Bond and Japanese Secret Service leader Tiger Tanaka (Tetsuro Tamba) confess their love for one another (remember that code phrase?) and set off to uncover that Osato Chemicals is working for SPECTRE. Bond becomes Japanese, a terrible disguise, even having a fake marriage to a fake local, Kissy Suzuki (Mie Hama). Kissy is really one of Tiger’s operatives. After a crash course in becoming a ninja, Bond and Kissy set out to discover SPECTRE’s hideout is in an island volcano. It is here Bond and the audience come face to face with the head of SPECTRE, Ernst Stavro Blofeld (Donald Pleasence). We have a huge climatic action-packed ending befitting a Bond film.

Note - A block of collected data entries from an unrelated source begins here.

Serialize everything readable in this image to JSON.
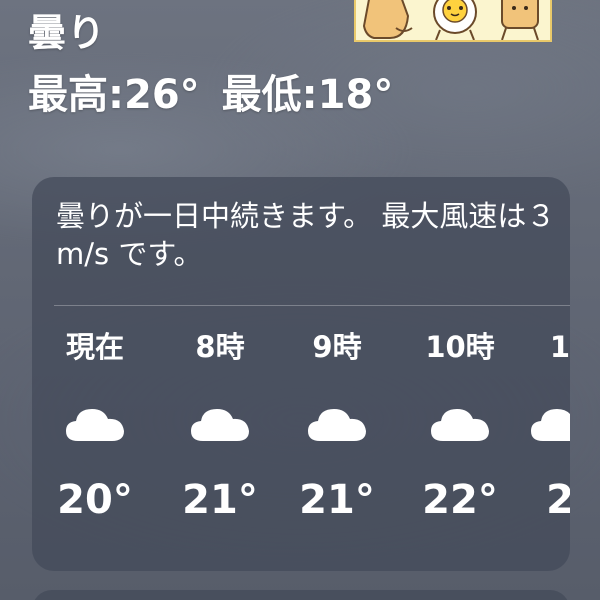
{
  "current": {
    "condition": "曇り",
    "high": "最高:26°",
    "low": "最低:18°"
  },
  "forecast": {
    "summary": "曇りが一日中続きます。 最大風速は３ m/s です。",
    "hours": [
      {
        "label": "現在",
        "icon": "cloud-icon",
        "temp": "20°"
      },
      {
        "label": "8時",
        "icon": "cloud-icon",
        "temp": "21°"
      },
      {
        "label": "9時",
        "icon": "cloud-icon",
        "temp": "21°"
      },
      {
        "label": "10時",
        "icon": "cloud-icon",
        "temp": "22°"
      },
      {
        "label": "1",
        "icon": "cloud-icon",
        "temp": "2"
      }
    ]
  },
  "colors": {
    "background": "#646a77",
    "card": "#434a59",
    "text": "#ffffff",
    "sticker_bg": "#fbf5cf",
    "sticker_border": "#e9c96a"
  }
}
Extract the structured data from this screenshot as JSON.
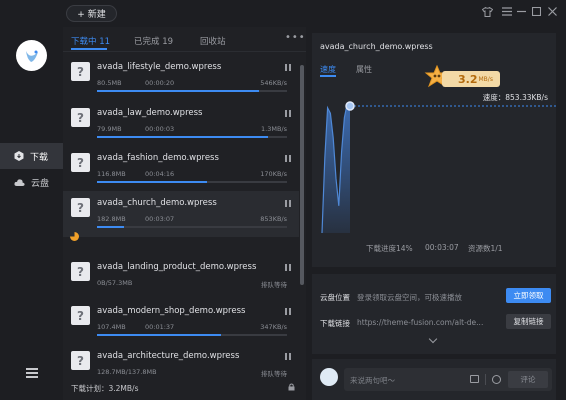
{
  "toolbar": {
    "new_label": "+ 新建"
  },
  "window_controls": [
    "shirt-icon",
    "menu-icon",
    "minimize-icon",
    "maximize-icon",
    "close-icon"
  ],
  "nav": {
    "items": [
      {
        "label": "下载",
        "icon": "download-icon"
      },
      {
        "label": "云盘",
        "icon": "cloud-icon"
      }
    ]
  },
  "tabs": {
    "downloading": "下载中",
    "downloading_count": "11",
    "done": "已完成",
    "done_count": "19",
    "trash": "回收站",
    "more": "•••"
  },
  "items": [
    {
      "name": "avada_lifestyle_demo.wpress",
      "size": "80.5MB",
      "time": "00:00:20",
      "speed": "546KB/s",
      "progress": 0.85
    },
    {
      "name": "avada_law_demo.wpress",
      "size": "79.9MB",
      "time": "00:00:03",
      "speed": "1.3MB/s",
      "progress": 0.9
    },
    {
      "name": "avada_fashion_demo.wpress",
      "size": "116.8MB",
      "time": "00:04:16",
      "speed": "170KB/s",
      "progress": 0.58
    },
    {
      "name": "avada_church_demo.wpress",
      "size": "182.8MB",
      "time": "00:03:07",
      "speed": "853KB/s",
      "progress": 0.14
    },
    {
      "name": "avada_landing_product_demo.wpress",
      "size": "0B/57.3MB",
      "time": "",
      "speed": "排队等待",
      "progress": 0
    },
    {
      "name": "avada_modern_shop_demo.wpress",
      "size": "107.4MB",
      "time": "00:01:37",
      "speed": "347KB/s",
      "progress": 0.65
    },
    {
      "name": "avada_architecture_demo.wpress",
      "size": "128.7MB/137.8MB",
      "time": "",
      "speed": "排队等待",
      "progress": 0.92
    }
  ],
  "list_footer": "下载计划：3.2MB/s",
  "detail": {
    "title": "avada_church_demo.wpress",
    "tab_speed": "速度",
    "tab_props": "属性",
    "badge_value": "3.2",
    "badge_unit": "MB/s",
    "speed_label": "速度：853.33KB/s",
    "progress_text": "下载进度14%",
    "time_text": "00:03:07",
    "resource_text": "资源数1/1"
  },
  "chart_data": {
    "type": "area",
    "title": "",
    "x": [
      0,
      1,
      2,
      3,
      4,
      5,
      6,
      7,
      8,
      9,
      10
    ],
    "values": [
      0,
      55,
      92,
      88,
      70,
      40,
      20,
      60,
      85,
      95,
      95
    ],
    "ylim": [
      0,
      100
    ],
    "series_color": "#3d8bf2"
  },
  "cloud": {
    "location_label": "云盘位置",
    "location_text": "登录领取云盘空间，可极速播放",
    "claim_button": "立即领取",
    "link_label": "下载链接",
    "link_text": "https://theme-fusion.com/alt-de...",
    "copy_button": "复制链接"
  },
  "comment": {
    "placeholder": "来说两句吧～",
    "send_button": "评论"
  },
  "colors": {
    "accent": "#3d8bf2",
    "badge": "#f3d9a6",
    "warning": "#f0a029"
  }
}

Sean Connery decided this would be his last go at playing James Bond (though of course our history books tell us it turned out otherwise). Connery is the only character that has any sort of depth. Unlike other Bond entries we are left with a cast of lifeless, forgettable characters. Connery’s departure after this film epitomized coming full circle. The faceless head of SPECTRE is finally revealed. This revealing of Blofeld would be one of the most lasting impressions, as today we remember Donald Pleasance’s scar-faced Ernst Blofeld by what it inspired in Mike Myers as Dr. Evil in the Austin Powers films.
We have three main female stars, who, put together, do not add up to even one memorable character. We have Aki (Akiko Wakabayashi), Kissy Suzuki (Mie Hama), and Helga Brandt (Karin Dor). Brandt is a poor lifeless SPECTRE assassin, while Aki only aches for Bond. Kissy is the standout of the three but she dons a very similar bikini, one that looks to be Honey Ryder’s (Ursula Andress) from Dr.No (1963). I must admit though Dor is a redhead, it is Hama that caught my eye the most. Of course we have regulars M (Bernard Lee), Miss Moneypenny (Lois Maxwell), and Q (Desmond Llewelyn) all in tow for practically blink-and-you-will-miss-them appearances. Familiar faces Burt Kwouk, best known for Cato of The Pink Panther series fame, and Charles Gray, who in a few years would graduate to Bond villain Blofeld in Diamonds Are Forever (1971), are the more recognizable faces in the supporting cast.
In discussing or reviewing many a Bond film special mention must be given to the film’s score.No one more so deserves that mention than the series’ main composer John Barry. Barry adds the flavor of Far East sounds to the film’s score while Nancy Sinatra sings the theme song. In my opinion it is her best vocal performance though the final product is from a mishmash of different takes (Barry claims as many as 25).
Two of the major highlights involve action sequences. The first is the rooftop chase and fight, Director Lewis Gilbert uses some very good aerial photography to bring out more from the scene. Secondly we have Little Nellie, Bond’s one man mini helicopter. Don’t let the word ‘mini’ fool you, Little Nellie has guns, missiles, rockets, and a flame thrower. Again it is the aerial photgraphy that takes precedence. The battle sequence with Bond in Little Nellie against SPECTRE helicopters is a sequence worthy of a Bond film.
When compared to the Connery triumphant trio of Dr. No (1962), From Russia with Love (1963), and Goldfinger (1964), it is evident You Only Live Twice does not make the grade. It pales in comparison in terms of memorable characters. It is a film with splices and elements of other Bond films before it, grafted to itself. I would not call it the worst Bond film, but I much prefer most of (if not all) Roger Moore’s outings over this. It has action, a slightly faced-paced story, even some outer space sequences, but not enough originality or strong characterizations to make it really stand out.
Having said that, On Her Majesty’s Secret Service was just around the corner, a film which in my opinion would become the best in the entire series.